Oh, I won't stop writing. It's too much a part of my way of being. I think I need to categorize how you do, Julia. And also, do my writing, before I read online. I'm going back to pen and paper, so I'm not lured.

Nancy, I'll look for the Susan Hill book. I need a good read. Though I've been enjoying a re-read of Middlemarch lately. It's SO good.

And agree about being happier than for my own wedding. There's something about the wait that makes it even more special.

MrsDarwin said...

I'm so happy for your cousin Rachel, and for you. I love a family wedding. Then she'll have babies, and the goodness will increase exponentially.

Cut back on the internet if you will, but don't stop reading me. :) I'll make the same promise for you.

BettyDuffy said...

No way Mrs.D would I quit reading you. My friends online are the very best thing about the internet.

Theresa said...

I am told pen to paper is THE BEST form of writing. I know my best expression of myself are those words that slip out onto a scrap of paper and are filed in a box with my journals.

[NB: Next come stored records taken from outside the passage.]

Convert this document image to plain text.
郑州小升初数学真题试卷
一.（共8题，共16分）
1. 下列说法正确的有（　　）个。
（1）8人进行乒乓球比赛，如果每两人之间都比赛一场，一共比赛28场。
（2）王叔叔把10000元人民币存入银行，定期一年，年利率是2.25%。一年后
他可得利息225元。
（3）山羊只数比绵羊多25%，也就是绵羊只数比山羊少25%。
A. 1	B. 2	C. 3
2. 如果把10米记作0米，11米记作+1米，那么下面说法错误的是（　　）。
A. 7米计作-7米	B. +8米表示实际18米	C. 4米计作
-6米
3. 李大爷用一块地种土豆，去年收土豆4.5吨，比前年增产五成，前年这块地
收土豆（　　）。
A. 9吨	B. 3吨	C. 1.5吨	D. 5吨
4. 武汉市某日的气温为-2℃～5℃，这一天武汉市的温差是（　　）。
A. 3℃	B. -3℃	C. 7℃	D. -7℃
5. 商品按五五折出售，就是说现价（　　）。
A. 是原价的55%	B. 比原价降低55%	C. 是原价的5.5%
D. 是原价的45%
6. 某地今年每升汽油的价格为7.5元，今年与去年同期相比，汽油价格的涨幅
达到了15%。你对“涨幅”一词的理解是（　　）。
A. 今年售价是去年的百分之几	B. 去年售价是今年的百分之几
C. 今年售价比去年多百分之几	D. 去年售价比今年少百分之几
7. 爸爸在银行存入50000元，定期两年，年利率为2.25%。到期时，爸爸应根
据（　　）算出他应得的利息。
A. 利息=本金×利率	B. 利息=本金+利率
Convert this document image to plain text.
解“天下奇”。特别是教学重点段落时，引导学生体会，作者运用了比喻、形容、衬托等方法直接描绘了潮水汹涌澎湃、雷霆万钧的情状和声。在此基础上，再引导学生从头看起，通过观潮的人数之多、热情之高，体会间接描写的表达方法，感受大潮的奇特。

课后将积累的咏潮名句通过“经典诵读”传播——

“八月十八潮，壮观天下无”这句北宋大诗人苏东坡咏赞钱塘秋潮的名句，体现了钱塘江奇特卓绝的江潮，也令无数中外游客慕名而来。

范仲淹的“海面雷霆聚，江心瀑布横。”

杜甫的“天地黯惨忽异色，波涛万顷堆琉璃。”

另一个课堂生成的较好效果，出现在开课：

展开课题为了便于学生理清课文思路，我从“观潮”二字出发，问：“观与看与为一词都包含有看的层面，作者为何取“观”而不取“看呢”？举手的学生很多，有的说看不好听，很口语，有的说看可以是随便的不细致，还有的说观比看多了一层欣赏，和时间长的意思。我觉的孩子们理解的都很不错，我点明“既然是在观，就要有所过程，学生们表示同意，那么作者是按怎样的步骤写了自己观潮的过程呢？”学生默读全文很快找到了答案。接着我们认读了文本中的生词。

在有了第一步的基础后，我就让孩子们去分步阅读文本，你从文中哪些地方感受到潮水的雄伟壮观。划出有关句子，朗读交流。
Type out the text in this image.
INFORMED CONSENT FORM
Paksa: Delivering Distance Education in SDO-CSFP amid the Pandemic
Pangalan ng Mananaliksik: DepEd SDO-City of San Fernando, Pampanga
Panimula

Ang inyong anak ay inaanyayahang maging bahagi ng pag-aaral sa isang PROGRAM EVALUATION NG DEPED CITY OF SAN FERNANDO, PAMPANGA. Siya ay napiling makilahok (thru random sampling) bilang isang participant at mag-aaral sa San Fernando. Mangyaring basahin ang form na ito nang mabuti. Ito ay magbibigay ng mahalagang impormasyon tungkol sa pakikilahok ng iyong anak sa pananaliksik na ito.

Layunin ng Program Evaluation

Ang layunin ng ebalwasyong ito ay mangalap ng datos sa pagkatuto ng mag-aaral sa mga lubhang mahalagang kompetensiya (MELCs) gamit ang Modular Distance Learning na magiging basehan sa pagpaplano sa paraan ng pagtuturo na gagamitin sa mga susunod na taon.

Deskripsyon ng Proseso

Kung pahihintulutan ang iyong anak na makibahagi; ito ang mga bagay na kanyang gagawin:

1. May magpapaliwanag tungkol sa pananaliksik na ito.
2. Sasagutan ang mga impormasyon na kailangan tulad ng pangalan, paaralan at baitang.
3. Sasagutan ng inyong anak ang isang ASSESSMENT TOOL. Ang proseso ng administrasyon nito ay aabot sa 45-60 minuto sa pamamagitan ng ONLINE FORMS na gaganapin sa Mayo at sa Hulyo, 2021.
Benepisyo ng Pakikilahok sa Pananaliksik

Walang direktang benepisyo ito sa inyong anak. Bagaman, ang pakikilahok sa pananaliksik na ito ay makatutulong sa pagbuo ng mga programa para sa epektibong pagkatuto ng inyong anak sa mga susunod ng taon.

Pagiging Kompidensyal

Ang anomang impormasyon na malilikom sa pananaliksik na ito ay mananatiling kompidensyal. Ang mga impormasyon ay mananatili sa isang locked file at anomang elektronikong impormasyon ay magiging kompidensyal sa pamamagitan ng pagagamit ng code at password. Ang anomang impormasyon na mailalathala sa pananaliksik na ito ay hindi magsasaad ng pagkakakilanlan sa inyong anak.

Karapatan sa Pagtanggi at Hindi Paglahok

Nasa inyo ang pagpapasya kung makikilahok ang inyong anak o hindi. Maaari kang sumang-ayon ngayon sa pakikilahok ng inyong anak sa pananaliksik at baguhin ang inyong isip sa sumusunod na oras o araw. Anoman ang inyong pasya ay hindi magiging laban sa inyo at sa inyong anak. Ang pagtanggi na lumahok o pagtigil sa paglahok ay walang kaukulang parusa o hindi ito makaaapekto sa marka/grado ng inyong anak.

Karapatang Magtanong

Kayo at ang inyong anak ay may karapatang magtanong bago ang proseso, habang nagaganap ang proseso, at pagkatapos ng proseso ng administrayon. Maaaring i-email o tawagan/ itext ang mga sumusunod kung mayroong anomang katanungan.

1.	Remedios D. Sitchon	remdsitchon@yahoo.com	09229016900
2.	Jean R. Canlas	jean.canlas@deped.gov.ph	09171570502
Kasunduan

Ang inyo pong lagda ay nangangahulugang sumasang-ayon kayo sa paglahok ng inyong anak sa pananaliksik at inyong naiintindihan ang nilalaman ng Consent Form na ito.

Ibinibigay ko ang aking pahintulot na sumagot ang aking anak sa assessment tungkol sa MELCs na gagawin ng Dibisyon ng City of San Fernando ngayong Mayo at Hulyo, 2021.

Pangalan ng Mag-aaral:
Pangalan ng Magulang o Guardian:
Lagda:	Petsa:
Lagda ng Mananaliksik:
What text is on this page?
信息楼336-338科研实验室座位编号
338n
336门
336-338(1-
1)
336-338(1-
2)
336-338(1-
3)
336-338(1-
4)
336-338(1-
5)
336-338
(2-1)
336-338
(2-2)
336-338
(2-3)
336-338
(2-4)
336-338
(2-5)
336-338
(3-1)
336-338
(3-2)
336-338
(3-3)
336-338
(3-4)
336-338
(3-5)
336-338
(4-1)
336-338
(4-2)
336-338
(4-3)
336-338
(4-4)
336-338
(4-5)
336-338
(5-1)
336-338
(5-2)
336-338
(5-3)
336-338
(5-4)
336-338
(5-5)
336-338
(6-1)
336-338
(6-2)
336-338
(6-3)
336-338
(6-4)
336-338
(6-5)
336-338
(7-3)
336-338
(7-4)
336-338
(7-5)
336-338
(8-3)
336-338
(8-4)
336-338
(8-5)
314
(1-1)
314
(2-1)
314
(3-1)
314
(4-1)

I know what you mean about the internet. Bittersweet wretched thing that it is.

Best of Luck!

owen swain said...

I've come gone from keeping a blog so many times I can no longer count. As it happens I am back again and hoping this time to stick with it. Part of it is finding ones own voice, or in my case voice and drawing/painting, putting it out there and letting it find its own readership even if it seems like what I choose to do is not for the masses, as it were. I'm not as interested in reading another re-hash or pop-commentary on what's trending among Catholics as I am in finding authentic voices. You have one and that's why I kept reading your blog even when I wasn't keeping my own. What I have to do is preach to the choir, i.e. myself and remind myself that my small voice is authentic just stay with it.

Charming Disarray said...

Oh my gosh. I need to pray for detachment from the internet. Thank you for this post.

Anonymous said...

I love what you write, please keep doing it.

Karen Edmisten said...

"I get online, I flip through a few, I lose my bearings, I wonder what I'm doing here."

Oh, BettyBettyBetty ... how do you read my mind? I surf, I get paralyzed, wash, rinse, repeat ....

And Wendell Berry is a gift.

Maureen said...

I enjoy your blog. I hope you get a comfortable mattress!!